Lo sfollamento delle famiglie e l'emergenza abitativa

Davanti alla Torre, ormai mutilata nella sua maestosità, il deserto regna sovrano, un silenzio innaturale che ha sostituito il vociare di una vita di quartiere. Al civico 35 della stretta via, un corridoio storico che collega i Fori Imperiali al rione Monti, una ventina di persone sono state costrette a lasciare le proprie abitazioni, un esodo forzato dettato dall'emergenza. I crolli di lunedì hanno reso necessaria l'evacuazione di dieci appartamenti situati nella palazzina storica, la quale, da allora, si presenta come un guscio disabitato e pericolante. Le famiglie sfollate, dopo una prima sistemazione provvisoria nella zona dell'Infernetto, sono ora alla ricerca di una soluzione più stabile, con il Comune impegnato a individuare strutture alberghiere che possano accoglierle.

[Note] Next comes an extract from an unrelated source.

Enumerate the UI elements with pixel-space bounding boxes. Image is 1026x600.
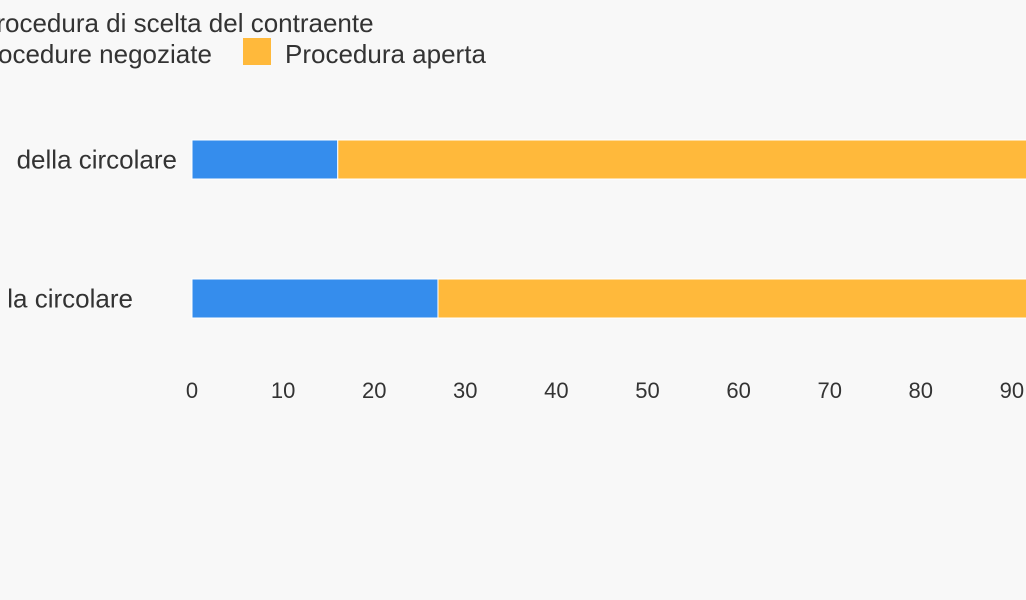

Il groviglio di perizie e il mistero dei solai

A complicare la ricostruzione delle cause dell'accaduto emerge un intrico di documenti, di perizie tecniche e di relazioni che si sovrappongono, talvolta in contraddizione tra loro. I cinque piani superiori dell'edificio, stando a quanto emerge dagli atti, risultavano inagibili almeno dal 2007, una condizione di degrado nota da tempo. Tuttavia, proprio quei solai, prima dell'avvio degli interventi per la bonifica dell'amianto, erano stati giudicati, in un'altra relazione, "perfettamente idonei a soportare" un carico considerevole, stimato fino a quattrocento chilogrammi, un peso calcolato per ospitare due operai insieme alle macchine per l'abrasione e un estrattore. Questo dualismo di giudizi tecnici, uno che ne sanciva l'inagibilità e un altro che ne certificava la resistenza, crea un mistero fitto attorno alle reali condizioni della struttura prima del crollo.

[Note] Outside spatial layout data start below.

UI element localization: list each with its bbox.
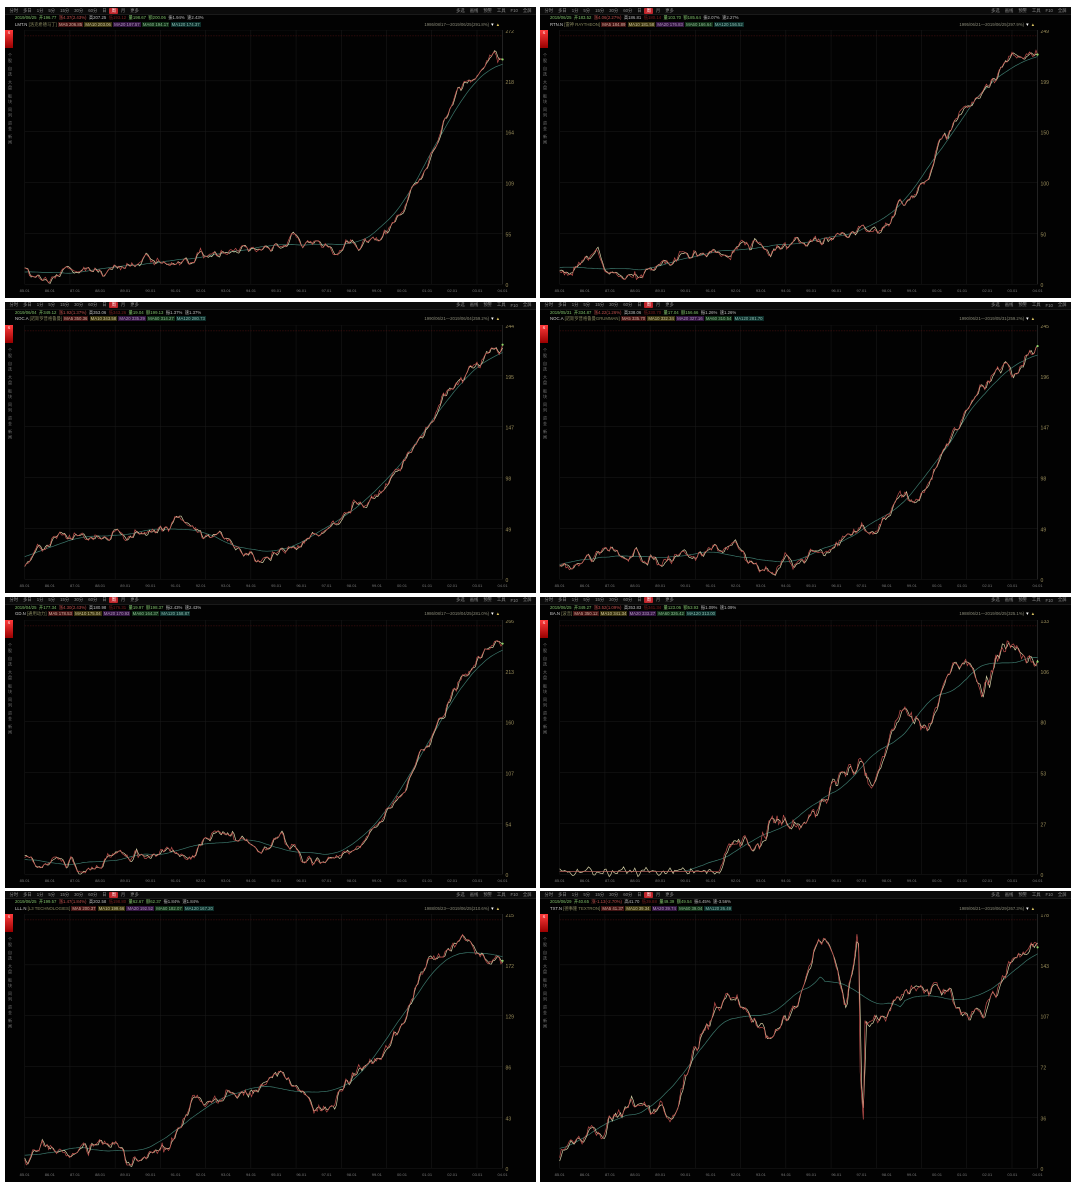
svg-text:98: 98 [506, 476, 512, 482]
svg-text:109: 109 [506, 182, 515, 188]
svg-text:0: 0 [1041, 578, 1044, 584]
svg-text:72: 72 [1041, 1066, 1047, 1072]
svg-text:54: 54 [506, 822, 512, 828]
svg-text:143: 143 [1041, 964, 1050, 970]
svg-text:36: 36 [1041, 1117, 1047, 1123]
svg-text:215: 215 [506, 914, 515, 919]
svg-text:213: 213 [506, 669, 515, 675]
svg-text:172: 172 [506, 964, 515, 970]
svg-text:245: 245 [1041, 325, 1050, 330]
svg-text:272: 272 [506, 30, 515, 35]
svg-text:133: 133 [1041, 620, 1050, 625]
svg-text:107: 107 [506, 771, 515, 777]
svg-text:49: 49 [1041, 527, 1047, 533]
svg-text:160: 160 [506, 720, 515, 726]
svg-text:0: 0 [1041, 1167, 1044, 1173]
svg-text:164: 164 [506, 131, 515, 137]
svg-text:129: 129 [506, 1015, 515, 1021]
svg-text:100: 100 [1041, 182, 1050, 188]
svg-text:195: 195 [506, 375, 515, 381]
svg-text:147: 147 [1041, 425, 1050, 431]
svg-text:0: 0 [506, 283, 509, 289]
svg-text:50: 50 [1041, 232, 1047, 238]
svg-text:249: 249 [1041, 30, 1050, 35]
svg-text:80: 80 [1041, 720, 1047, 726]
svg-text:199: 199 [1041, 80, 1050, 86]
svg-text:218: 218 [506, 80, 515, 86]
svg-text:196: 196 [1041, 375, 1050, 381]
svg-text:27: 27 [1041, 822, 1047, 828]
svg-text:53: 53 [1041, 771, 1047, 777]
svg-text:106: 106 [1041, 669, 1050, 675]
svg-text:147: 147 [506, 425, 515, 431]
svg-text:150: 150 [1041, 131, 1050, 137]
svg-text:43: 43 [506, 1117, 512, 1123]
svg-text:0: 0 [1041, 873, 1044, 879]
svg-text:55: 55 [506, 232, 512, 238]
svg-text:107: 107 [1041, 1015, 1050, 1021]
svg-text:266: 266 [506, 620, 515, 625]
svg-text:86: 86 [506, 1066, 512, 1072]
svg-text:0: 0 [506, 578, 509, 584]
svg-text:0: 0 [506, 1167, 509, 1173]
svg-text:0: 0 [1041, 283, 1044, 289]
svg-text:0: 0 [506, 873, 509, 879]
svg-text:244: 244 [506, 325, 515, 330]
svg-text:49: 49 [506, 527, 512, 533]
svg-text:98: 98 [1041, 476, 1047, 482]
svg-text:178: 178 [1041, 914, 1050, 919]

Le segnalazioni inascoltate e le responsabilità

A dipingere un quadro di allarmi ripetutamente ignorati è la figura di un professionista che, già nel 2006, aveva messo in guardia circa la pericolosità dell'edificio. "Questo crollo mi ha reso furioso", ha dichiarato, sottolineando con amarezza come le sue numerose segnalazioni, le relazioni scritte e gli avvertimenti sui possibili cedimenti siano rimasti inascoltati. Egli ha affermato di aver "sempre avuto la percezione che prima o poi sarebbe successo", un pensiero ossessivo che si è trascinato per anni e che il crollo ha purtroppo confermato, al punto da compromettere il suo sonno la notte dopo la tragedia. Nelle sue dichiarazioni, ha anche avanzato l'ipotesi che uno scavo, effettuato nelle vicinanze, possa aver ulteriormente indebolito le fondamenta già precarie della Torre, aggiungendo un ulteriore tassello alle dinamiche dell'incidente.